Com­ment s’étonner que le Fin­istérien Olivi­er Cousin s’intéresse à Orphée ? Amoureux de la Grèce, un pays qui a inspiré son recueil Sous un ciel sans paupière (La Part com­mune, 2010), il est aus­si lui-même poète. Son Orphée est notre con­tem­po­rain. Il chante dans le métro, dans les maisons de retraite et dans les guinguettes… « au bord du Styx ». Olivi­er Cousin s’amuse mais a le cœur lourd. Qu’a‑t-on fait d’Orphée, par qui la poésie est adv­enue ? « Lumière des lam­pi­ons dans les yeux/Orphée n’éblouit per­son­ne avec son blues/aux accents de champ de coton ».

     Dans une belle défense et illus­tra­tion d’Orphée, Oliv­er Cousin se met dans la peau du poète/musicien et nous livre (en exclu­siv­ité) des frag­ments de son jour­nal.
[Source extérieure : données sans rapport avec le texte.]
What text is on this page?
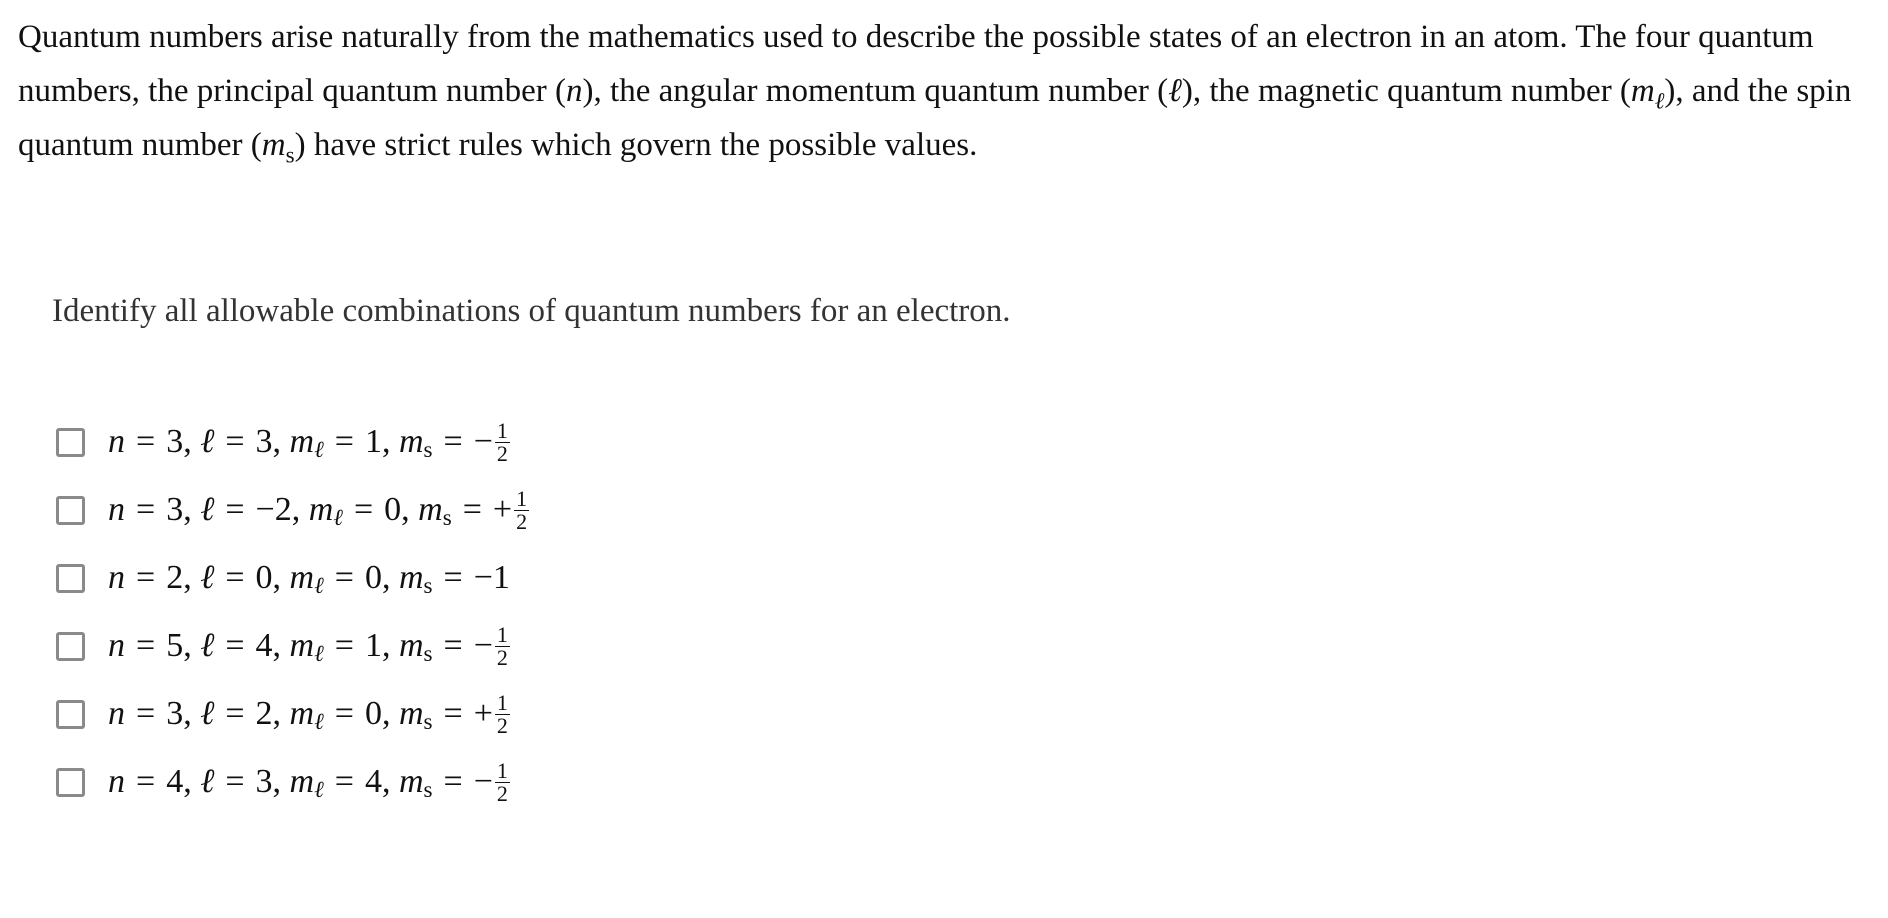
Quantum numbers arise naturally from the mathematics used to describe the possible states of an electron in an atom. The four quantum numbers, the principal quantum number (n), the angular momentum quantum number (ℓ), the magnetic quantum number $(m_\ell)$, and the spin quantum number $(m_s)$ have strict rules which govern the possible values.
Identify all allowable combinations of quantum numbers for an electron.
n = 3 ,
ℓ = 3 ,
m ℓ = 1 ,
m s = − $\frac{1}{2}$
n = 3 ,
ℓ = −2 ,
m ℓ = 0 ,
m s = + $\frac{1}{2}$
n = 2 ,
ℓ = 0 ,
m ℓ = 0 ,
m s = −1
n = 5 ,
ℓ = 4 ,
m ℓ = 1 ,
m s = − $\frac{1}{2}$
n = 3 ,
ℓ = 2 ,
m ℓ = 0 ,
m s = + $\frac{1}{2}$
n = 4 ,
ℓ = 3 ,
m ℓ = 4 ,
m s = − $\frac{1}{2}$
Belle ini­tia­tive car, comme l’a si bien dit Fab­rice Midal dans son livre Pourquoi la poésie (Pock­et, col­lec­tion Ago­ra, 2010), « le mythe d’Orphée est vivant et por­teur de lec­tures tou­jours nou­velles  et (…) se tourn­er vers Orphée, c’est chercher à renouer le lien avec sa pro­pre inspi­ra­tion ». Olivi­er Cousin en est la preuve. Il fait, pour sa part, le choix de présen­ter un Orphée quelque peu dés­abusé par le monde qui l’entoure. « Rien ne sonne comme jadis. Il fau­dra remuer terre et terre pour retrou­ver l’harmonie des orig­ines ». Car, dit-il encore, « dif­fi­cile de s’apitoyer sur des humains qui ten­tent d’amadouer les oiseaux à coups de fusil ».

     Il y a aus­si, dans ce recueil, toute une réflex­ion sur le rôle de la poésie. « Si tu veux faire forte impres­sion imprime peu », s’exclame Orphée. On le décou­vre même, au pas­sage, dis­posé à faire amende hon­or­able. « Je ne suis qu’un poseur qui se cha­grine avec com­plai­sance. Je n’ai pas assez fait dans la demi-mesure. Retrou­ver le goût de la douleur sim­ple, humaine ». Aus­si Orphée se dit-il  prêt, aujourd’hui, à s’arrêter « au bord du chemin/pour faire son miel de la désespérance ».

     Finale­ment, c’est un Orphée ayant pleine­ment les pieds sur terre qui a les faveurs d’Olivier Cousin. Un Orphée qui sait com­pos­er avec les « pépins » de l’existence. La preuve ? « Dans la gamelle de son homme/Eurydice glis­sait une pomme/que la pluie gâtait avant le pre­mier croc ». Sous des airs à ne pas y touch­er, le poète bre­ton (avec un  goût avéré des jeux de mots) nous en dit  plus sur les rap­ports de notre époque avec la poésie que bien des livres savants sur le sujet.